Gli OBIETTIVI A BREVE TERMINE sono:
- Portare avanti la cooperazione con le comunità circostanti per il beneficio della società palestinese.
- Partire dalle condizioni della gioventù palestinese per rivolgersi ai giovani di tutto il mondo.
- Creare una discussione sull’importanza del Progetto, abbattere il muro dell’isolamento allo scopo di comunicare e promuovere la coscienza dell’ideale palestinese.
- Sollevare la questione dell’isolamento per mostrare la drammaticità della vicenda palestinese.
- Far si che questo progetto contribuisca a innescare una dinamica giovanile che si apra una breccia nella coscienza della comunità palestinese.
- Consolidare l’apertura mentale nella società palestinese.
- Costruire ponti di amore e fiducia con le altre comunità.
- Spiegare la sofferenza dei palestinesi all’opinione pubblica.
- Cooperazione per ottenere la coesione della comunità palestinese.
- Creare tra i giovani un clima di ottimismo riguardo al futuro della lotta palestinese.
- Cooperazione per superare la contrapposizione tra i gruppi palestinesi.
Le ATTIVITÀ in programma sono:
- Corsi sulla comunicazione e la sua importanza.
- Bollettini periodici che diano voce alla gioventù palestinese all’interno del campo.
- Pubblicare “Bustrat” che denunci la situazione della gioventù palestinese.
- Fondazione un atelier per incoraggiare l’arte palestinese e la sua diffusione nel mondo.
- Permettere la reciproca conoscenza tra i giovani palestinesi del campo e quelli della regione e del mondo.
- Stabilire un dialogo permanente tra i giovani palestinesi e la gioventù della regione e del resto del mondo.

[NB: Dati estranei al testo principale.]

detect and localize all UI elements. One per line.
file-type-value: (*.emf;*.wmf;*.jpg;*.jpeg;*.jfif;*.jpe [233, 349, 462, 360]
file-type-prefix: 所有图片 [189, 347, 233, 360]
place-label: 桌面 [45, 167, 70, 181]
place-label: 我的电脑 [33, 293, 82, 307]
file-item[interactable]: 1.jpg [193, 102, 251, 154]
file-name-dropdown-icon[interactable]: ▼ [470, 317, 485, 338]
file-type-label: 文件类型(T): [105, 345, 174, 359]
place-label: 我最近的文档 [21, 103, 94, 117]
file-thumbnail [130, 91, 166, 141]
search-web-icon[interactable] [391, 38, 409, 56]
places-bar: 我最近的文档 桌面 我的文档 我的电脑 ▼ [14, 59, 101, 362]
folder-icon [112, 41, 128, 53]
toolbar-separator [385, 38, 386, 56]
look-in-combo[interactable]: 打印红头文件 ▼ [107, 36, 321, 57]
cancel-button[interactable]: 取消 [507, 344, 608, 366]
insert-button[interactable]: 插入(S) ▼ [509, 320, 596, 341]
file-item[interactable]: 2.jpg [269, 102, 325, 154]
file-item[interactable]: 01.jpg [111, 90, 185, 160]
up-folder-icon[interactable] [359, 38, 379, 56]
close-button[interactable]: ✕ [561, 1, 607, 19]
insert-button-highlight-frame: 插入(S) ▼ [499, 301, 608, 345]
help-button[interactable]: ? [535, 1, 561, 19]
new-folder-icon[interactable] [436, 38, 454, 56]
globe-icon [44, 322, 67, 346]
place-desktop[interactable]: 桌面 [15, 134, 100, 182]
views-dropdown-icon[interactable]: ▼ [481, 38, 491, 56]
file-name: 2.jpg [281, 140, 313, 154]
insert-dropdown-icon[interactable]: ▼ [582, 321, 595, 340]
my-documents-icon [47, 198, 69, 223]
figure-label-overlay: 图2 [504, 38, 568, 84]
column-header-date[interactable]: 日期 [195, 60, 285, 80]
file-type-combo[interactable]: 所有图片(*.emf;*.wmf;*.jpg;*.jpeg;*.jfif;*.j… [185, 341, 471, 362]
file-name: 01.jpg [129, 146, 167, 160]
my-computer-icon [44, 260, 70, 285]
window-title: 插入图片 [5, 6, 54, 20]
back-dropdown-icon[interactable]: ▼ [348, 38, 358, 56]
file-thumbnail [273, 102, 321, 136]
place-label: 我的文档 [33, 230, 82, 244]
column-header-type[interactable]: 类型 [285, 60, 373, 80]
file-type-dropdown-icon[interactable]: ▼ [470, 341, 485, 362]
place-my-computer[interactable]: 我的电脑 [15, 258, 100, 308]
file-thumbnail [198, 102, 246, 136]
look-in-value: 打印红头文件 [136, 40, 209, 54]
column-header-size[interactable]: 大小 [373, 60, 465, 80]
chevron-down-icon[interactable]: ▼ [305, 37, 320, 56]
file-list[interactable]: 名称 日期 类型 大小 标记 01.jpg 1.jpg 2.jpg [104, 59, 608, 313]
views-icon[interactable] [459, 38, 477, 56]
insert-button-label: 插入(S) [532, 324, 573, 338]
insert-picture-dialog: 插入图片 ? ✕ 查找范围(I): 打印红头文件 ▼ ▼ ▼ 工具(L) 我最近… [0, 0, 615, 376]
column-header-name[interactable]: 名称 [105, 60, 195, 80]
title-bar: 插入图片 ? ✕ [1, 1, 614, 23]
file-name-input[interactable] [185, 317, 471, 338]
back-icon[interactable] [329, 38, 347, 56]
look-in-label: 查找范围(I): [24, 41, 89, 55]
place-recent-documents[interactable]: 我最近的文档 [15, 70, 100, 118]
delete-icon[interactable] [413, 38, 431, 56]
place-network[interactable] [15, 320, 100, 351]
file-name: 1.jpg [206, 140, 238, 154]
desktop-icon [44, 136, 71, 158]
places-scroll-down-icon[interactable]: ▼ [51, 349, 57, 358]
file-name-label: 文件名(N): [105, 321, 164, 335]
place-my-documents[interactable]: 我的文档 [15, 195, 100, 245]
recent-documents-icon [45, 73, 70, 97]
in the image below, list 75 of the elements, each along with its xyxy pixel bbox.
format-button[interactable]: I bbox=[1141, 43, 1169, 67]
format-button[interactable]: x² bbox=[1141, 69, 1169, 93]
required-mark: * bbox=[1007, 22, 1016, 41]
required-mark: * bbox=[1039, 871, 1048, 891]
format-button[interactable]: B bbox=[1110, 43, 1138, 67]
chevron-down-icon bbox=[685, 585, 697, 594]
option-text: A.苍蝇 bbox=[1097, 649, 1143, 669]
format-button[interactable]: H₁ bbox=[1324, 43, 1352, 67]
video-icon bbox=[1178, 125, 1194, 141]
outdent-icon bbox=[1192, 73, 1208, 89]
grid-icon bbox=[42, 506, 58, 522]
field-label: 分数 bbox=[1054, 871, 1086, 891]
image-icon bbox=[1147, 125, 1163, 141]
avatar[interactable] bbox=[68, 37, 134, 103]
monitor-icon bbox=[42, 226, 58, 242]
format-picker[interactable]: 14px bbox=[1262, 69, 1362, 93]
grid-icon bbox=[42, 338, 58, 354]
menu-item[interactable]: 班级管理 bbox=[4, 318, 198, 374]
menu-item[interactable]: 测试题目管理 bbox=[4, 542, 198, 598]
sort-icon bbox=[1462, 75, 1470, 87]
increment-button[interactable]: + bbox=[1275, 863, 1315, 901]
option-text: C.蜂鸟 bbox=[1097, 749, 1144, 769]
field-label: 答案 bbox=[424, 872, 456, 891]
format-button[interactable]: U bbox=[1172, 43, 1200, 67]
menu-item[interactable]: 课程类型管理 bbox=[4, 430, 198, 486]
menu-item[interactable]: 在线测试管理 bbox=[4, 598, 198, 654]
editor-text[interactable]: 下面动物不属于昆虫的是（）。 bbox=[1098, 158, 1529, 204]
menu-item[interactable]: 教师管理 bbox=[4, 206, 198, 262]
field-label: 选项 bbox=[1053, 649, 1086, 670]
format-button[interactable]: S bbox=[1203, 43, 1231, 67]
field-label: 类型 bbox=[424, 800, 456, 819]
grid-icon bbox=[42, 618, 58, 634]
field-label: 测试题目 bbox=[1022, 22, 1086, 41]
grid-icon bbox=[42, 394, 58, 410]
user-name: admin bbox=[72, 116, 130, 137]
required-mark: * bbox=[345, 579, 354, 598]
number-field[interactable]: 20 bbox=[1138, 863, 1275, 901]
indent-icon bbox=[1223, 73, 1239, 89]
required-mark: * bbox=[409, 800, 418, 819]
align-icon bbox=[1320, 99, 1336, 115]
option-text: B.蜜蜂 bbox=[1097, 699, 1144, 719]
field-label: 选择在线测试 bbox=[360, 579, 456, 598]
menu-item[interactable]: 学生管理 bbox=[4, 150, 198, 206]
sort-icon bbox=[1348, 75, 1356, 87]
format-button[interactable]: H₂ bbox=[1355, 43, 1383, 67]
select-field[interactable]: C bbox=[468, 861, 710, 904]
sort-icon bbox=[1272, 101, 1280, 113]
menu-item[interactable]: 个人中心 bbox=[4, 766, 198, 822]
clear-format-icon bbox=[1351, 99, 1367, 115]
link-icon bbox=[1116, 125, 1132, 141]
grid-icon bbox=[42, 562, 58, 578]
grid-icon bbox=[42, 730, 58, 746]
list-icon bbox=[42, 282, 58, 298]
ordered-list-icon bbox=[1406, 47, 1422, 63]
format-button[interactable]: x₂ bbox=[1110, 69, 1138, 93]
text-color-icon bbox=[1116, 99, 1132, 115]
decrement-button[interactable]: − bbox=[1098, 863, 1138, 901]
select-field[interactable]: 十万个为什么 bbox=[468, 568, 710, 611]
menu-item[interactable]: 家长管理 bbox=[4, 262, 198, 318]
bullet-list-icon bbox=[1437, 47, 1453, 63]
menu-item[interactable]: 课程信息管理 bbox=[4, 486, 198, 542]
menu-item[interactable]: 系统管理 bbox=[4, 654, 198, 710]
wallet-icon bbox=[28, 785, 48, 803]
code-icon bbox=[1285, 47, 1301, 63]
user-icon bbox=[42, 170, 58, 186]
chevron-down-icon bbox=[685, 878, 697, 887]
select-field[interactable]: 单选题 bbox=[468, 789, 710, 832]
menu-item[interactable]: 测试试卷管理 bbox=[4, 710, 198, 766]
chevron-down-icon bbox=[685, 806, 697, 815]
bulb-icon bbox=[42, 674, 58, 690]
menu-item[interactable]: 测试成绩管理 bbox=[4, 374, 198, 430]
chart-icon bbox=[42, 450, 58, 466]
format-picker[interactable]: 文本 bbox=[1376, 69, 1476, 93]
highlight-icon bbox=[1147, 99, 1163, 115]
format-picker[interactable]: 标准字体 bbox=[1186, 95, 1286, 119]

- Avviare importanti attività di comunicazione on-line attraverso internet.
- Far si che i giovani palestinesi abbiano maggiori opportunità nel campo dello sviluppo sociale, culturale e scientifico.
- Organizzare forum, conferenze e incontri tra i giovani del campo e quelli di altri paesi.
- Organizzare campi di lavoro per volontari che riuniscano giovani provenienti da diversi paesi.
I RISULTATI PREVISTI sono:
- Rafforzare i legami tra i giovani palestinesi del campo di Ei nel-Hilweh con quelli della città di Sidone e della provincia.
- Consolidare i legami tra i i giovani palestinesi del campo e quelli degli altri continenti.
- Contribuire alla creazione di una coscienza globale riguardo alla sofferenza dei palestinesi.
- Promuovere e sviluppare meccanismo di solidarietà con il popolo palestinese.
- Creazione di un gruppo di pressione che lavori per i diritti nazionali dei palestinesi collegando la gioventù palestinese con l’opinione pubblica mondiale.
- Formare una rete di solidarietà degli amici del popolo palestinese dei campi profughi.
- Costruire una associazione tra i giovani palestinesi e quelli arabi, europei e degli altri continenti.
- Dare alla gioventù mondiale un’immagine veritiera dei giovani palestinesi per contribuire a rovesciare quella fornita dalla cattiva propaganda.
- Creare spazi di lavoro che offrano prospettive di sviluppo della lotta palestinese.
Infine le NECESSITÀ per attuare queste proposte sono:
- Prendere in affatto un locale che serva come centro per portare avanti e organizzare queste attività.
- Fornire questo Centro di materiali adeguati: sedie, tavoli, telefoni, computer, ecc.
- Allestire un sito web dal titolo "Palestinesi sul confine".
- Assicurare tutti gli organismi che vogliono associarsi per realizzare questo progetto che il nostro impegno sarà serio e a lungo termine.